On 14 November 27 EU Ministers of Defence approved the 2023 EU Capability Development Priorities based on lessons learned from Russia’s full-scale invasion of Ukraine, the European Defence Agency reported.
The document serves as a baseline for EU-wide defence planning, and all EU defence-related initiatives. According to the statement, the priorities – developed with an equal focus on short, medium, and long-term planning – aim to address both current defence gaps and future challenges,
Key priority areas include enhancing land-based precision strike capabilities, integrated air and missile defence systems, underwater warfare capabilities, sustainable logistics, and training to adapt to new threats. In particular:
- Boosting the “range, precision, and mobility of land-based precision strike capabilities” by improving ammunition stockpiles, anti-tank systems, fire support, and cyber resilience.

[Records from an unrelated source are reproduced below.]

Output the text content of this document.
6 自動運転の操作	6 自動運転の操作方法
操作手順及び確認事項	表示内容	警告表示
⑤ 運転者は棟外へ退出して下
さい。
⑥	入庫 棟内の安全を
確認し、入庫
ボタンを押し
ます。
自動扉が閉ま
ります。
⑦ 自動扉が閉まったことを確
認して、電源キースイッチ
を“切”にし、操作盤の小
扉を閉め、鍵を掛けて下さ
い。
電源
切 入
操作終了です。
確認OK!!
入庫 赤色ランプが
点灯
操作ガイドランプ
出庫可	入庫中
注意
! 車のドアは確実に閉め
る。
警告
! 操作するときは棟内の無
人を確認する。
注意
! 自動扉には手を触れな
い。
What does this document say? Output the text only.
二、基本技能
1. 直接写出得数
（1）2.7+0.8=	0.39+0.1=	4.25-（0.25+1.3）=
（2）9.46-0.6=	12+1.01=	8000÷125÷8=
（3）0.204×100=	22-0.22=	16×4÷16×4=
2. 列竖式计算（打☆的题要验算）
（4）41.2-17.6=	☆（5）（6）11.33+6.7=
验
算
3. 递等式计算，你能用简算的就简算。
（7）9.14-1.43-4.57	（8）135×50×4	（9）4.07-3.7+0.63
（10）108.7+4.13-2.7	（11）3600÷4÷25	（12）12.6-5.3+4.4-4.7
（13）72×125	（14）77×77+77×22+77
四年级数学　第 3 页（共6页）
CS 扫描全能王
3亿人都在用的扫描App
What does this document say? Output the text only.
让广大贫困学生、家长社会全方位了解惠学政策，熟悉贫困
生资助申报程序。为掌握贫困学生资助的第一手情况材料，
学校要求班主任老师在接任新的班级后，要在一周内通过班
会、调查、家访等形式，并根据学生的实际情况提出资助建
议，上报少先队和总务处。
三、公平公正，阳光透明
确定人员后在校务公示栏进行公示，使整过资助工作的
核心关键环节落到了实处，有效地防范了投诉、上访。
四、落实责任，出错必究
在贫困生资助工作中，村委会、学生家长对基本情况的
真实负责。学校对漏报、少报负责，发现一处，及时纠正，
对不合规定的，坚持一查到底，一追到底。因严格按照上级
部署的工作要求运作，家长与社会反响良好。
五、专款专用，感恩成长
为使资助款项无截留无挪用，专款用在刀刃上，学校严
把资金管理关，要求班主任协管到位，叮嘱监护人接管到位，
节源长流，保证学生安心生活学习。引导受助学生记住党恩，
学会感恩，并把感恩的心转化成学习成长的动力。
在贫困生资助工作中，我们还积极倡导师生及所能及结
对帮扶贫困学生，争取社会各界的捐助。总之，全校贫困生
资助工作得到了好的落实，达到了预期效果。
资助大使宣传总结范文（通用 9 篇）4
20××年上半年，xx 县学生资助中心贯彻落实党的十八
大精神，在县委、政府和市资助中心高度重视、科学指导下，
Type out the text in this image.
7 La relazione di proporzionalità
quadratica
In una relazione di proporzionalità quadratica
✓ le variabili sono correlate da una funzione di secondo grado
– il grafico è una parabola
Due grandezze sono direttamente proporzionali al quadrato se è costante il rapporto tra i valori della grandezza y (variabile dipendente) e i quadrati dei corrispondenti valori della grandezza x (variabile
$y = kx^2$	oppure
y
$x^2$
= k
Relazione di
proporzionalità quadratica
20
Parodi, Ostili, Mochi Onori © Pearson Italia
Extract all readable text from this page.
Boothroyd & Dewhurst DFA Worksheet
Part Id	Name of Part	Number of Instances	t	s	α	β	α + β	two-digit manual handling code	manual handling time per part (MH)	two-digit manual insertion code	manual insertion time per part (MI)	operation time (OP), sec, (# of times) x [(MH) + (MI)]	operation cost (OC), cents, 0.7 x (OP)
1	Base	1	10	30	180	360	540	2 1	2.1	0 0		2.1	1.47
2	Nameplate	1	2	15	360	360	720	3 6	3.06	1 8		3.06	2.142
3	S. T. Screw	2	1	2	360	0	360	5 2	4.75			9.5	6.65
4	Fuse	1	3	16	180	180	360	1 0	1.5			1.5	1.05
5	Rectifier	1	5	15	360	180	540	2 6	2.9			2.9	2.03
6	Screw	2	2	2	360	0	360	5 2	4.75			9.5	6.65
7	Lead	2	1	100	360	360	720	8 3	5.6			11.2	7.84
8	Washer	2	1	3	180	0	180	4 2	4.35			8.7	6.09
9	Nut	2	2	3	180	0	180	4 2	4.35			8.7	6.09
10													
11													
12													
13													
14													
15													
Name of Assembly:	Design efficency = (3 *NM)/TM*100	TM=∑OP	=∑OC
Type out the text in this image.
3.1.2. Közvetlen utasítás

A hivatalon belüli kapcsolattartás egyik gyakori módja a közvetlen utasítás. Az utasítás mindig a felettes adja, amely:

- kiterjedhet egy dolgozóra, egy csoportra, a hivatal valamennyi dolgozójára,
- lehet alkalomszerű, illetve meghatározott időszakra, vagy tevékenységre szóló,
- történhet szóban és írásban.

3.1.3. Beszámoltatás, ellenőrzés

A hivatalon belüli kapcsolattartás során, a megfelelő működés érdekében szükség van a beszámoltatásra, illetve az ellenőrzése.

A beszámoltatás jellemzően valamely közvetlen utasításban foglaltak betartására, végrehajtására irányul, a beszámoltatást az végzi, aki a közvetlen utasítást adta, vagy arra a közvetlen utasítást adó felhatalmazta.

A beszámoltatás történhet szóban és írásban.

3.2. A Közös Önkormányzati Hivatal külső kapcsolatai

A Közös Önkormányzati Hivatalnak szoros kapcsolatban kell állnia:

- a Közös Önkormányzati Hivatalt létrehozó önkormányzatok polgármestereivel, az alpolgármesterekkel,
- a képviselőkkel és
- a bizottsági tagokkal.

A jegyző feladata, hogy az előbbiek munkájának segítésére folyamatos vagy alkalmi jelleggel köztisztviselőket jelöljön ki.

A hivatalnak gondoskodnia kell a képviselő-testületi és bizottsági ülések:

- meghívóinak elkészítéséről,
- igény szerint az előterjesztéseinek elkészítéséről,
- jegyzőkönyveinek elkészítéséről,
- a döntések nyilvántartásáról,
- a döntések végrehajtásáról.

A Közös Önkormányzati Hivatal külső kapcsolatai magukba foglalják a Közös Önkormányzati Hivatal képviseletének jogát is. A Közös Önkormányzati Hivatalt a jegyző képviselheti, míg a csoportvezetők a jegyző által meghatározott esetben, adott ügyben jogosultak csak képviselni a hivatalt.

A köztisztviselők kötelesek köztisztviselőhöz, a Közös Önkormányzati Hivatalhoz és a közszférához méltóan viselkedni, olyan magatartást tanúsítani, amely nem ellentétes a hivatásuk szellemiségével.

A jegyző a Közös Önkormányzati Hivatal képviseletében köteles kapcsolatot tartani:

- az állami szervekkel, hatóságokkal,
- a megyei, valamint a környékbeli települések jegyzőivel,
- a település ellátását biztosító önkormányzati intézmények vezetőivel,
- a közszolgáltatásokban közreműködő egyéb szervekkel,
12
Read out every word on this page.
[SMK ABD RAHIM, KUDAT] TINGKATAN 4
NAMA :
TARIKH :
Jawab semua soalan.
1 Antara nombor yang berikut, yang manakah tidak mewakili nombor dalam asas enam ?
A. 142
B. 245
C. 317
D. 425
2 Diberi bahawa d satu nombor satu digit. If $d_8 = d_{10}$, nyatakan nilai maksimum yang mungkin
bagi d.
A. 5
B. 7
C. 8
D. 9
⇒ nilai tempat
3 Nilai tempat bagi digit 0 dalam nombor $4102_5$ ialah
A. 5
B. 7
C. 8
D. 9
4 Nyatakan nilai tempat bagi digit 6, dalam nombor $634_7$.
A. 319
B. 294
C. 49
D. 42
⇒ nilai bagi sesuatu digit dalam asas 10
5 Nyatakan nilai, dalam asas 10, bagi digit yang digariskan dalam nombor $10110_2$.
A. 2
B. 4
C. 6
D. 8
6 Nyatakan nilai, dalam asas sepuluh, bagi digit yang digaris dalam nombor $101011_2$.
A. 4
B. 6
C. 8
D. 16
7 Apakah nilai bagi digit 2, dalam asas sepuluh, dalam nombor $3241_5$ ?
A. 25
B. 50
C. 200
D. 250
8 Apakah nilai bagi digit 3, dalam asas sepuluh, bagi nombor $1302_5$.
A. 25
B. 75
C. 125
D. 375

- In the air defence domain, priorities include upgrading current systems and developing next-generation capabilities like space-based early warning and counter-drone defences.
- Underwater warfare capabilities will also be strengthened with advanced autonomous underwater vehicles and surveillance systems.
- The priorities further emphasize logistics capabilities like shared warehouses, maintenance, and the ability to operate in extreme weather.
- Military training and education will also be boosted to adapt forces to new threats like cyberattacks.
In addition, the European Defence Agency explained which key lessons were observed in the context of Russia’s war of aggression against Ukraine. Those were the necessity for agile, mobile, interoperable, technologically advanced, energy efficient, and resilient full spectrum land forces.
“Moreover, the Ukraine context highlighted the importance of multilayer integrated air and missile defence, along with an appropriate rebalancing between the qualitative and quantitative dimensions in many capability areas,” the agency added.
On 13 November, Ukrainian Foreign Minister Dmytro Kuleba said that the European Union was unlikely to fulfil its commitment to provide Ukraine with 1 million artillery shells by March 2024. Kuleba cited issues with the EU’s defence industry capacity and bureaucratic obstacles as the key factors behind the delay.
The top Ukrainian diplomat clarified that the holdup was not due to a lack of political will within the EU. “The miserable state of the defence industry” and “a lot of unsynchronized things, a lot of bureaucracy” were more to blame, he said.
Kuleba stressed the urgency of the situation, noting that the ammunition is intended for Ukrainian infantry soldiers actively engaged in combat. He called on the EU to develop a “comprehensive policy in the field of defence industries” to fix the bureaucratic issues and ramp up production capacity.
The comments come as Russia has been able to increase its own munitions output and secure additional supplies from North Korea. Meanwhile, NATO is pushing its member states to overcome protectionist tendencies and standardize artillery caliber to boost production.